DEMARCHE DIAGNOSTIQUE
ANAMNESE
Anamnèse familiale
L’anamnèse familiale permet souvent de distinguer les KPP acquises des formes héréditaires ou associées à une génodermatose. Un arbre généalogique détaillé permettra souvent de déterminer ou de suspecter un mode de transmission, essentiel dans la classification des KPP héréditaires.
Anamnèse personnelle
Les KPP héréditaires ou les génodermatoses avec KPP apparaissent le plus souvent pendant les premiers mois de vie dans un contexte familial. Les formes acquises se développent à n’importe quel moment dans la vie et sont souvent liées à un ou plusieurs facteurs externes, tels qu’une surcharge mécanique, des problèmes orthopédiques, la prise de certains médicaments ou des carences nutritionnelles. 6 L’anamnèse peut aussi révéler une histoire d’eczéma allergique, une prédisposition atopique ou un contact avec des personnes infectées
CLINIQUE
Examen des paumes et des plantes
L’aspect clinique permet de classer les KPP, particulièrement les formes héréditaires, en des formes diffuses, focales, en « îlots », striées ou ponctuées, mais permet également d’évoquer l’étiologie des formes acquises.
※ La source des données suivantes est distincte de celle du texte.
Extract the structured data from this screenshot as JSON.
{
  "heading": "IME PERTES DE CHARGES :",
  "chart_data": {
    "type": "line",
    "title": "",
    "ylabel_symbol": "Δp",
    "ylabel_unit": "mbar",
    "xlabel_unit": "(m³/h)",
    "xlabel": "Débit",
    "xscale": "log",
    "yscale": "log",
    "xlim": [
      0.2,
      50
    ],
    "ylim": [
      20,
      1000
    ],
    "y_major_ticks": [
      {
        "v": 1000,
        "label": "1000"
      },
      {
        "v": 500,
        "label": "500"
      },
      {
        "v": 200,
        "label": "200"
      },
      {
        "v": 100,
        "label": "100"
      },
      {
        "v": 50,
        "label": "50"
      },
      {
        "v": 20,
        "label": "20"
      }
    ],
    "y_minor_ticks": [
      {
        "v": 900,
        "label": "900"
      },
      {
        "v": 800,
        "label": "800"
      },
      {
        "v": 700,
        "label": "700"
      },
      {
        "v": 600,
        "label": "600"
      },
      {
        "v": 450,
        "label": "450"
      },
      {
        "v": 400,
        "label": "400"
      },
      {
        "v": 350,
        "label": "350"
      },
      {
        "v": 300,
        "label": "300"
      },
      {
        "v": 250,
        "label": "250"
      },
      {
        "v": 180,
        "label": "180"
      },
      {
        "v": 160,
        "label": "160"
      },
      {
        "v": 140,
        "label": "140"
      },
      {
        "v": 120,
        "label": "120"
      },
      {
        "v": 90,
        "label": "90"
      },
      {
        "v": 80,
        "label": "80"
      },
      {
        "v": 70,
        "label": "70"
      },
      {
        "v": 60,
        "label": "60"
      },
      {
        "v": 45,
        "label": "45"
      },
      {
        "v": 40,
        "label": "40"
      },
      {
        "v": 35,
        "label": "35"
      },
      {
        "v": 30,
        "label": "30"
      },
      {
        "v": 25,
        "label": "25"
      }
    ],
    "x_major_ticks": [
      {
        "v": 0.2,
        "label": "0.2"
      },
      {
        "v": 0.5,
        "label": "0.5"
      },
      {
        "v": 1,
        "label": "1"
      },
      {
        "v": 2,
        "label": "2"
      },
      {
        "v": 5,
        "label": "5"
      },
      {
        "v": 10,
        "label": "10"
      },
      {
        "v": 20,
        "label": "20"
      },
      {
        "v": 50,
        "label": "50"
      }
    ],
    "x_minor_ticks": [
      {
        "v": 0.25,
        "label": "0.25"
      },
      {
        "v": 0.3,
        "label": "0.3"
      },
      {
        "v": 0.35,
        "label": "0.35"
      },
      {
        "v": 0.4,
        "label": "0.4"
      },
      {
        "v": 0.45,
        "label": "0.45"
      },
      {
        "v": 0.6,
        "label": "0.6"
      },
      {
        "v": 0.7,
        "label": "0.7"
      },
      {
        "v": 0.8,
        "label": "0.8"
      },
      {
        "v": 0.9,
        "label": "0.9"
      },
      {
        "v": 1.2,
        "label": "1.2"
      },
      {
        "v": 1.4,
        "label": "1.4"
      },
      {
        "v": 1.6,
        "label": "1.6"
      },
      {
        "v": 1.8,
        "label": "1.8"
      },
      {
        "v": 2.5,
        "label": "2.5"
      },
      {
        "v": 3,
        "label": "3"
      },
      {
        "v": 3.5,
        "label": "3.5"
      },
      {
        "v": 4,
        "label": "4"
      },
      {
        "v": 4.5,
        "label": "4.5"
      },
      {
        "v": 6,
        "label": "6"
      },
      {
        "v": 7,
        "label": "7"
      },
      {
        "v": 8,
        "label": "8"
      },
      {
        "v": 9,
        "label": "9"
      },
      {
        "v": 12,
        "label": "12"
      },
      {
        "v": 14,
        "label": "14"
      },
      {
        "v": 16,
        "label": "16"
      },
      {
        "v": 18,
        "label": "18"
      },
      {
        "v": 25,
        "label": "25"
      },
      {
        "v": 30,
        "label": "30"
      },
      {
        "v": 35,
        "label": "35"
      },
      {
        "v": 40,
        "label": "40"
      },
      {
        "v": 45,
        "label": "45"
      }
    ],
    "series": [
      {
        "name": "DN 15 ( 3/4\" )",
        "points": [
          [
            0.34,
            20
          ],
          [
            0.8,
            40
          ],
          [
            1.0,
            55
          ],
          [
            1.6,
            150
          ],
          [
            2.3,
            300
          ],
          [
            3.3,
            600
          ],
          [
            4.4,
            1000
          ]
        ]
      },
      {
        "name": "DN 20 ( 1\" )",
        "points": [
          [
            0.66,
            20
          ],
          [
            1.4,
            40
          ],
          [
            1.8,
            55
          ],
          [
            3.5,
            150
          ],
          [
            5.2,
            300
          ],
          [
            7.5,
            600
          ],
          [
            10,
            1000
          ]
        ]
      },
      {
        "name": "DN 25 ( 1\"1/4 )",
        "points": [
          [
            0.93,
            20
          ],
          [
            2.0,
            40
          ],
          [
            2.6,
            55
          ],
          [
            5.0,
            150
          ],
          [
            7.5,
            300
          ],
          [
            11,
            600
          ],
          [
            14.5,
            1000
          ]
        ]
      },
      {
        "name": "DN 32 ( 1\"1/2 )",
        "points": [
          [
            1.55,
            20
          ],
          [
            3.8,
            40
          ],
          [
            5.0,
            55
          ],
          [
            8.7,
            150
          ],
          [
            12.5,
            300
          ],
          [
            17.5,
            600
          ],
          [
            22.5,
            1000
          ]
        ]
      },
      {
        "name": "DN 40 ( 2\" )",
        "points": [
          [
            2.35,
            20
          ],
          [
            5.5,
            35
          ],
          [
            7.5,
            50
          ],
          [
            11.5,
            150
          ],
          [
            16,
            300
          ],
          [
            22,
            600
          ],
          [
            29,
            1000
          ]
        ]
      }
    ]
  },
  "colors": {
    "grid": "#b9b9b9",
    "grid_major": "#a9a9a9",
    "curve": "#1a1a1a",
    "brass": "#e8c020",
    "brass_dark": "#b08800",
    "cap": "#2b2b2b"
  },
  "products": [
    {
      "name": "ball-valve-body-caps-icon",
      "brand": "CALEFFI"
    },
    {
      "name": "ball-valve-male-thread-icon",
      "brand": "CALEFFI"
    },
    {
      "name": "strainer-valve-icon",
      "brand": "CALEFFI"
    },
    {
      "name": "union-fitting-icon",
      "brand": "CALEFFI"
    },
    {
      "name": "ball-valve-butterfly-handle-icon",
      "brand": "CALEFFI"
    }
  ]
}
Les mycoses, par exemple, montrent souvent une atteinte asymétrique aux bords marginés, avec une atteinte interdigitale et une dystrophie unguéale ou sousunguéale associées. Les verrues, avec une distribution focale, sont caractérisées par une surface rugueuse et par des saignements punctiformes après parage. La déformation des pieds et des mains indique la prédisposition des patients à développer des callosités mécaniques.
Examen cutané
L’examen clinique de l’ensemble du tégument, des phanères et des muqueuses est important dans l’approche diagnostique des KPP. L’absence d’autres signes cutanés permet déjà de suspecter, soit une KPP héréditaire, soit une KPP acquise mécanique ou induite par les médicaments. La présence de signes cutanés en dehors des paumes et des plantes permet de classer une KPP dont l’aspect clinique en lui-même n’est souvent pas spécifique.